Is Locke Lost?

5.7 “The Life and Death of Jeremy Bentham”

I wonder if Helen is actually buried under that tomstone. Courtesy nj.com.

I wonder if Helen is actually buried under that tombstone. Courtesy nj.com.

I actually don’t have much to say about this episode—partly because not much happened except for, you know, death and resurrection (which we already knew about, thanks to last week’s preview) and all that stuff about an impending war, but mostly because I just don’t have the patience to pick apart Locke’s almost farcical lack of faith in himself. I mean, how bizarre is it that a man so deeply rooted in the idea that he is “special” and has a “destiny” to fulfill can simply crumble at the first sign of failure (well, technically fifth, although it would have been sixth had he gotten around to Sun)?

I suppose it doesn’t help matters that his more immediate “destiny,” according to Richard Alpert, actually was to die. But then one has to scratch one’s head about why Locke is so willing to believe what other people tell him in the first place. Think about it. Matthew Abaddon (who actually reminds me a lot of the Hatian from Heroes, except slightly chattier and, well, kind of dead now) is the one who convinced him to go on that darn Walkabout.

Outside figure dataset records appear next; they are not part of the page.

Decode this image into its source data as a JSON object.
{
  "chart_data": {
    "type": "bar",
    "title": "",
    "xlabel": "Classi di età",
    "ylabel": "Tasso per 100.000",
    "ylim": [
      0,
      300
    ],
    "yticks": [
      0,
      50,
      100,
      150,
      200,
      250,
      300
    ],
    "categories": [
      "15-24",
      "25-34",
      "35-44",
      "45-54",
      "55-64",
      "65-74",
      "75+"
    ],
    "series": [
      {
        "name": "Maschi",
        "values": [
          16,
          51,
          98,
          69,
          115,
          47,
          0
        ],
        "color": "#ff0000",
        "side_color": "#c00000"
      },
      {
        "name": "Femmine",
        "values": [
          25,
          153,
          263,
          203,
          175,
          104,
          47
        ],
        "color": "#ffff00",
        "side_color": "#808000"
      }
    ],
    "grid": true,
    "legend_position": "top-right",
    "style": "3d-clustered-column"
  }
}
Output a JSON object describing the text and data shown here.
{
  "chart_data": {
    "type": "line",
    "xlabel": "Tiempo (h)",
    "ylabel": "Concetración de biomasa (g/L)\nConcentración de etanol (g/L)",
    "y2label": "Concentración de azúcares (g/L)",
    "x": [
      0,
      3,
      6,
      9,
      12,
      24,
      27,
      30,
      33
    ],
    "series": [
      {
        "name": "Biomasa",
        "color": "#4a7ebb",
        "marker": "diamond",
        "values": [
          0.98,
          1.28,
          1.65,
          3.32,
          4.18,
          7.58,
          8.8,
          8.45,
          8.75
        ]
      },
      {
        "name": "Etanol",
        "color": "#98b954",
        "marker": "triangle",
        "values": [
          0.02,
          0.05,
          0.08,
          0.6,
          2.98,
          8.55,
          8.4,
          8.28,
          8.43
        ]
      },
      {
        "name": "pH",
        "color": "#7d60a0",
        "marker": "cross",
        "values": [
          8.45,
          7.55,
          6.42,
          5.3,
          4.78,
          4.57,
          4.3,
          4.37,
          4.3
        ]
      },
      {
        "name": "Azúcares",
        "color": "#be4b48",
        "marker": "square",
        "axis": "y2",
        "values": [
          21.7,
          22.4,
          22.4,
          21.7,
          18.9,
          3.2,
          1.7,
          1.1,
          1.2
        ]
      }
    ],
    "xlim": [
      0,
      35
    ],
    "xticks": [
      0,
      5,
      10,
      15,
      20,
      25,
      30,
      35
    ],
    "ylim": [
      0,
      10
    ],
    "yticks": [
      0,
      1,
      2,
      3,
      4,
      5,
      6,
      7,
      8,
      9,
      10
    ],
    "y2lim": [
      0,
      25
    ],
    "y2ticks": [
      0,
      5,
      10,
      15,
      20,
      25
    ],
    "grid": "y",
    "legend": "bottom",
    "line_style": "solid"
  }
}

Ben is the one who told him it was his destiny to succeed his position as leader of the Others. Alpert, of course, is the one who told him he had to die in order to bring back the others, lowercase.

(Speaking of which, are we going to get a more compelling explanation other than that his funeral served as a catalyst for that heartfelt reunion on the docks? Is it because he had to serve as Christian Shephard’s proxy on the Ajira flight, or was it just convenient that Jack happened to have the dead body of somebody he really didn’t get along with lying around in a coffin at the time, and that said body happened to be the same shoe size as his father?)

And now Charles Widmore is telling Locke that he is actually there to help, that he was once the leader of the Others, that Ben duped him out of power and sent him off the island, and that he cares very deeply about its future! (I actually got caught up in this maelstrom of dubious statements, proving that I am just as gullible as I am paranoid. Which is completely counterintuitive, but that’s just how I roll. Like an oblong. So anyway.) Then Ben has to interrupt him mid-suicide and refute everything Widmore just claimed, and tell Locke a few more times that he is indeed “special,” since he obviously forgot, in order to convince the man not to off himself. And then he turns around and does it for him. (By the way, WHO THE HELL ARE WE SUPPOSED TO BELIEVE WHEN WE CAN’T EVEN TRUST EITHER OF THESE DIABOLICAL MASTERMINDS?) Poor Locke. Can the guy catch a break already, or is he destined to be everyone else’s patsy?

(Also, you want to know why Locke failed in his pathetically desperate attempts to convince Jack and the rest of them to go back with him? Because he was too damn vague, that’s why. Wouldn’t it have been more effective to agree with Kate’s “you were desperate to stay on the island because you didn’t love anyone” by saying, “yes, Kate, you obviously don’t love Sawyer if you’re willing to twiddle your thumbs while he bleeds his brains out through is nose”? I mean, come on.)

And finally…

  • Are Caesar and Ilana the new Jack and Kate?
  • Why did Ben exile Widmore from the island?
  • Who’s telling Locke more lies/less of the truth—Ben, or Widmore?
  • Did Ben always intend to kill Locke himself, or was that information about Jin being alive and an Eloise Hawking namedrop what inspired him?
  • Who is Ms. Hawking really working for—Ben, Widmore… or both?
  • Since when did this become the Ben & Widmore show?
  • Where on the !@#$% island are Sun and Sayid? And now that they’re all back (somewhere), are the white flashes actually going to stop? If so, then is everyone now stuck in Dharma time? Is that why we saw Faraday lurking around the Orchid in the season premiere?